I will stick to nginx for now, but want to switch to something else in the future if possible. I was not in a position to be able to do this at all, but have spent some time to prepare the move to nginx very soon. I later can switch to any reverse proxy if desired.

 

[ctrlbrk]

I don't want to return to nginx. I worked another workaround solely for this issue but it's unique to my deployment.

I really want to see this fixed in PBS.

 

[Max Carrara]

but it sounds impossible that there is only one service that have implemented this correctly.

Exactly, this is what baffles me - there must be some other underlying issue (regarding PBS).

Maybe running Caddy in debug mode may retrieve additional information.

The only thing I discovered is that Caddy complains that it got an empty string for the Upgrade header from PBS. This initially led me to think that we don't send the header at all, but we do. Without a reverse proxy the response has all the expected headers, including Upgrade. That's why I will analyze the TCP flows between Caddy and PBS.

I'll keep you posted!

 

[Max Carrara]

I can't believe it, but I got it working.

This was probably one of the most vexing debugging odysseys I have ever ventured on, but nevertheless, I learnt a lot.


Something I want to elaborate on:

The only thing I discovered is that Caddy complains that it got an empty string for the Upgrade header from PBS.

Caddy does actually receive the Upgrade header (it shows up in the debug logs), but it won't pass the header along internally if the Connection header isn't included in the server's response. This is, to my own surprise, not explicitly specified in any of the HTTP/1.1 and HTTP/2 RFCs. Just in the examples.

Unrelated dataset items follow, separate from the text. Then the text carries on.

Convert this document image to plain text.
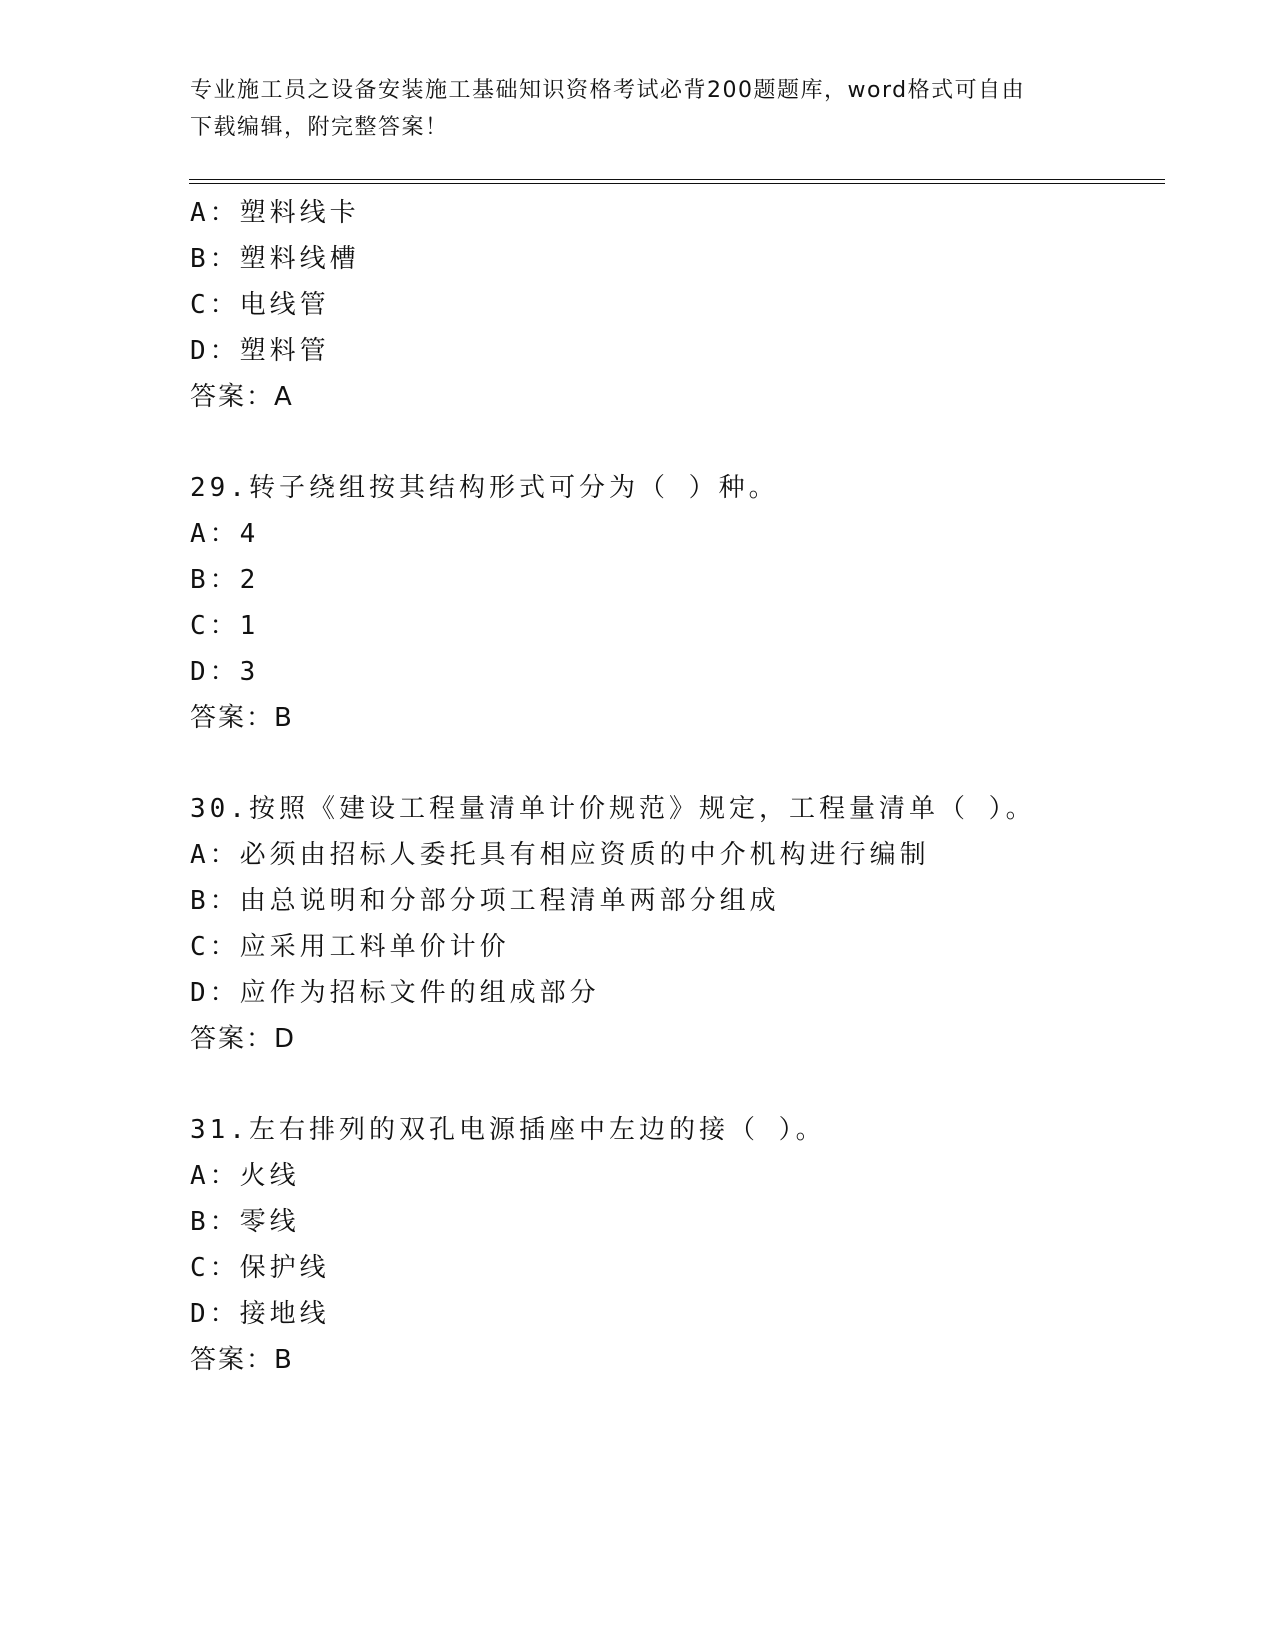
专业施工员之设备安装施工基础知识资格考试必背200题题库，word格式可自由
下载编辑，附完整答案！
A：塑料线卡
B：塑料线槽
C：电线管
D：塑料管
答案：A
29.转子绕组按其结构形式可分为（ ）种。
A：4
B：2
C：1
D：3
答案：B
30.按照《建设工程量清单计价规范》规定，工程量清单（ ）。
A：必须由招标人委托具有相应资质的中介机构进行编制
B：由总说明和分部分项工程清单两部分组成
C：应采用工料单价计价
D：应作为招标文件的组成部分
答案：D
31.左右排列的双孔电源插座中左边的接（ ）。
A：火线
B：零线
C：保护线
D：接地线
答案：B
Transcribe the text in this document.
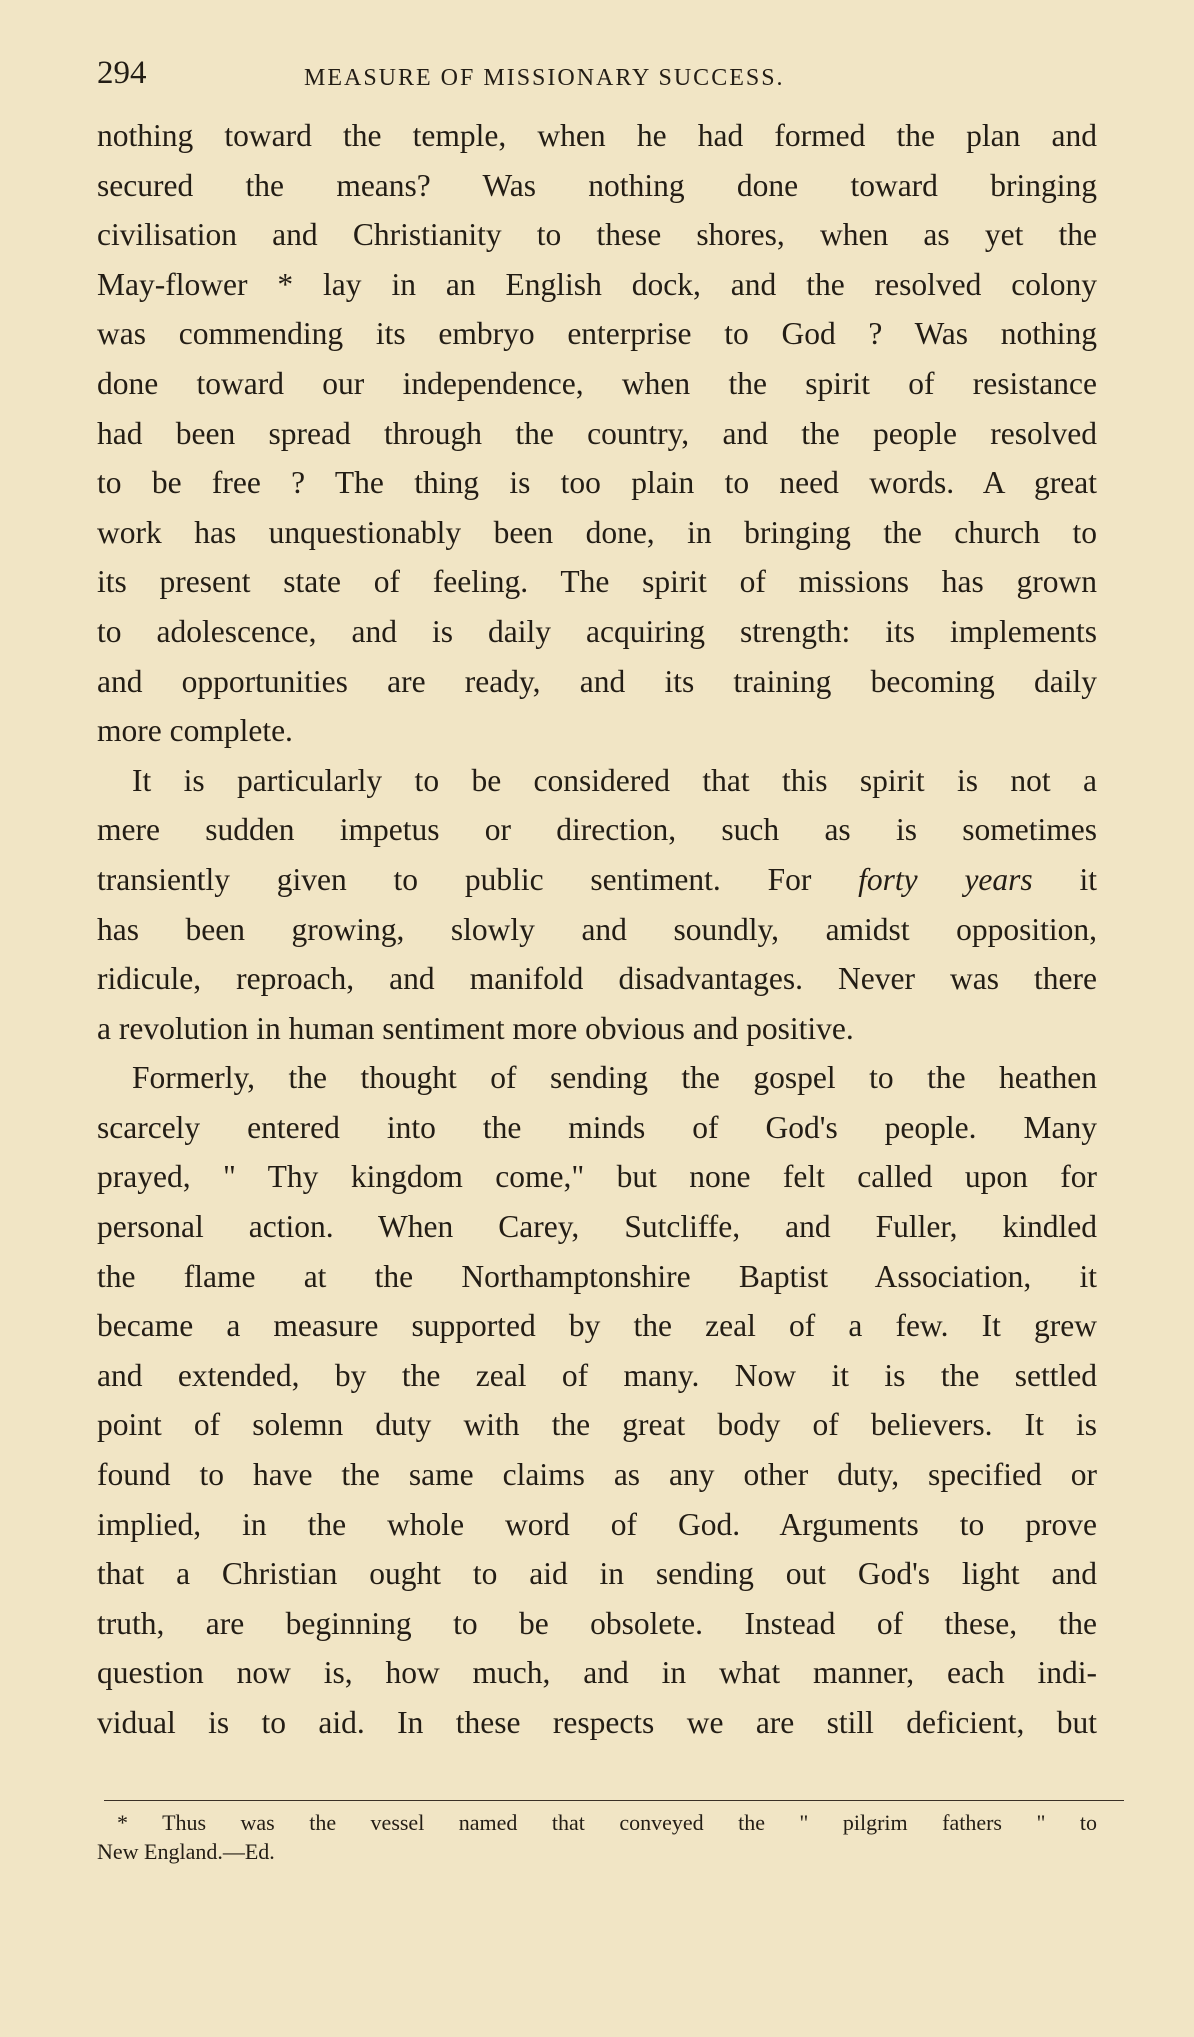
294	MEASURE OF MISSIONARY SUCCESS.
nothing toward the temple, when he had formed the plan and
secured the means? Was nothing done toward bringing
civilisation and Christianity to these shores, when as yet the
May-flower * lay in an English dock, and the resolved colony
was commending its embryo enterprise to God ? Was nothing
done toward our independence, when the spirit of resistance
had been spread through the country, and the people resolved
to be free ? The thing is too plain to need words. A great
work has unquestionably been done, in bringing the church to
its present state of feeling. The spirit of missions has grown
to adolescence, and is daily acquiring strength: its implements
and opportunities are ready, and its training becoming daily
more complete.
It is particularly to be considered that this spirit is not a
mere sudden impetus or direction, such as is sometimes
transiently given to public sentiment. For forty years it
has been growing, slowly and soundly, amidst opposition,
ridicule, reproach, and manifold disadvantages. Never was there
a revolution in human sentiment more obvious and positive.
Formerly, the thought of sending the gospel to the heathen
scarcely entered into the minds of God's people. Many
prayed, " Thy kingdom come," but none felt called upon for
personal action. When Carey, Sutcliffe, and Fuller, kindled
the flame at the Northamptonshire Baptist Association, it
became a measure supported by the zeal of a few. It grew
and extended, by the zeal of many. Now it is the settled
point of solemn duty with the great body of believers. It is
found to have the same claims as any other duty, specified or
implied, in the whole word of God. Arguments to prove
that a Christian ought to aid in sending out God's light and
truth, are beginning to be obsolete. Instead of these, the
question now is, how much, and in what manner, each indi-
vidual is to aid. In these respects we are still deficient, but
* Thus was the vessel named that conveyed the " pilgrim fathers " to
New England.—Ed.
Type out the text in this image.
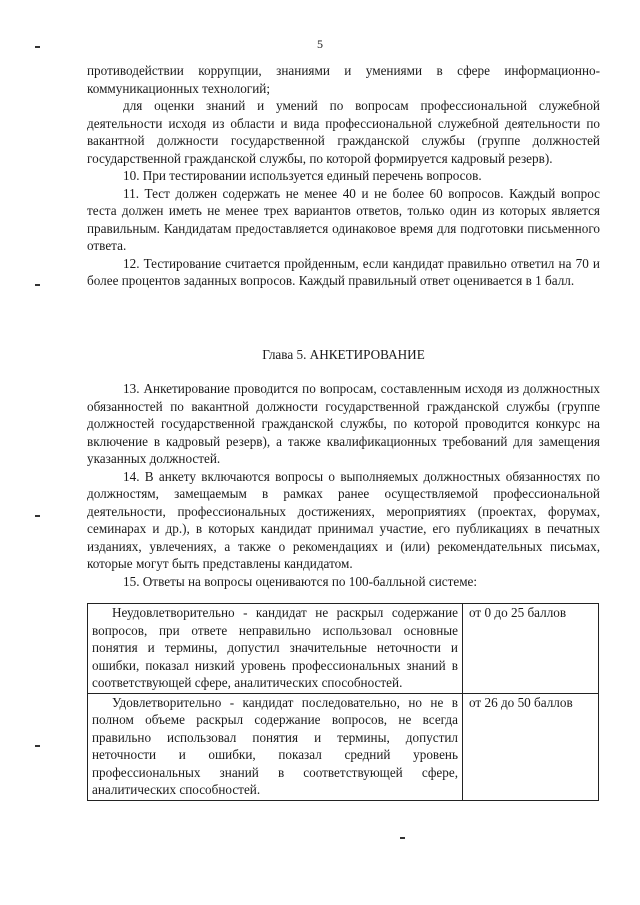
5

противодействии коррупции, знаниями и умениями в сфере информационно-коммуникационных технологий;

для оценки знаний и умений по вопросам профессиональной служебной деятельности исходя из области и вида профессиональной служебной деятельности по вакантной должности государственной гражданской службы (группе должностей государственной гражданской службы, по которой формируется кадровый резерв).

10. При тестировании используется единый перечень вопросов.

11. Тест должен содержать не менее 40 и не более 60 вопросов. Каждый вопрос теста должен иметь не менее трех вариантов ответов, только один из которых является правильным. Кандидатам предоставляется одинаковое время для подготовки письменного ответа.

12. Тестирование считается пройденным, если кандидат правильно ответил на 70 и более процентов заданных вопросов. Каждый правильный ответ оценивается в 1 балл.

Глава 5. АНКЕТИРОВАНИЕ

13. Анкетирование проводится по вопросам, составленным исходя из должностных обязанностей по вакантной должности государственной гражданской службы (группе должностей государственной гражданской службы, по которой проводится конкурс на включение в кадровый резерв), а также квалификационных требований для замещения указанных должностей.

14. В анкету включаются вопросы о выполняемых должностных обязанностях по должностям, замещаемым в рамках ранее осуществляемой профессиональной деятельности, профессиональных достижениях, мероприятиях (проектах, форумах, семинарах и др.), в которых кандидат принимал участие, его публикациях в печатных изданиях, увлечениях, а также о рекомендациях и (или) рекомендательных письмах, которые могут быть представлены кандидатом.

15. Ответы на вопросы оцениваются по 100-балльной системе:

Неудовлетворительно - кандидат не раскрыл содержание вопросов, при ответе неправильно использовал основные понятия и термины, допустил значительные неточности и ошибки, показал низкий уровень профессиональных знаний в соответствующей сфере, аналитических способностей.	от 0 до 25 баллов

Удовлетворительно - кандидат последовательно, но не в полном объеме раскрыл содержание вопросов, не всегда правильно использовал понятия и термины, допустил неточности и ошибки, показал средний уровень профессиональных знаний в соответствующей сфере, аналитических способностей.	от 26 до 50 баллов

The message of the patch I just sent to the mailing list describes everything in detail. If you're curious, you may read it over here: https://lists.proxmox.com/pipermail/pbs-devel/2024-February/007947.html

With this patch, Caddy is most definitely guaranteed to work with PBS (and nginx continues to work). I have yet to test other reverse proxies, but unless they reject the Connection header in the response (for god knows what reason) they should also work.

Thank you all for your patience!

 

[McTwist]

As they work with ordinary websockets, like PVE/PBS console, it most definitely will work. I've already moved to Nginx, but this gives me more reason to move to Caddy for the proxy. Thank you for your excellent work, and lets hope that it does not continue to be a problem for all other proxies.

 

[Max Carrara]

Version 2 of the patch recently got merged - the fix will most likely be available in package proxmox-backup-server version 3.1.5-1 or later.

The commit message contains a bunch of extra info in case you're curious.

Happy proxying!

 

[McTwist]

This is great news! That something so simple, although small fix, could result in such a hunt toward correct solution that it took almost 9 months before it was actually resolved properly. I am very impressed by your work and the help everyone have provided.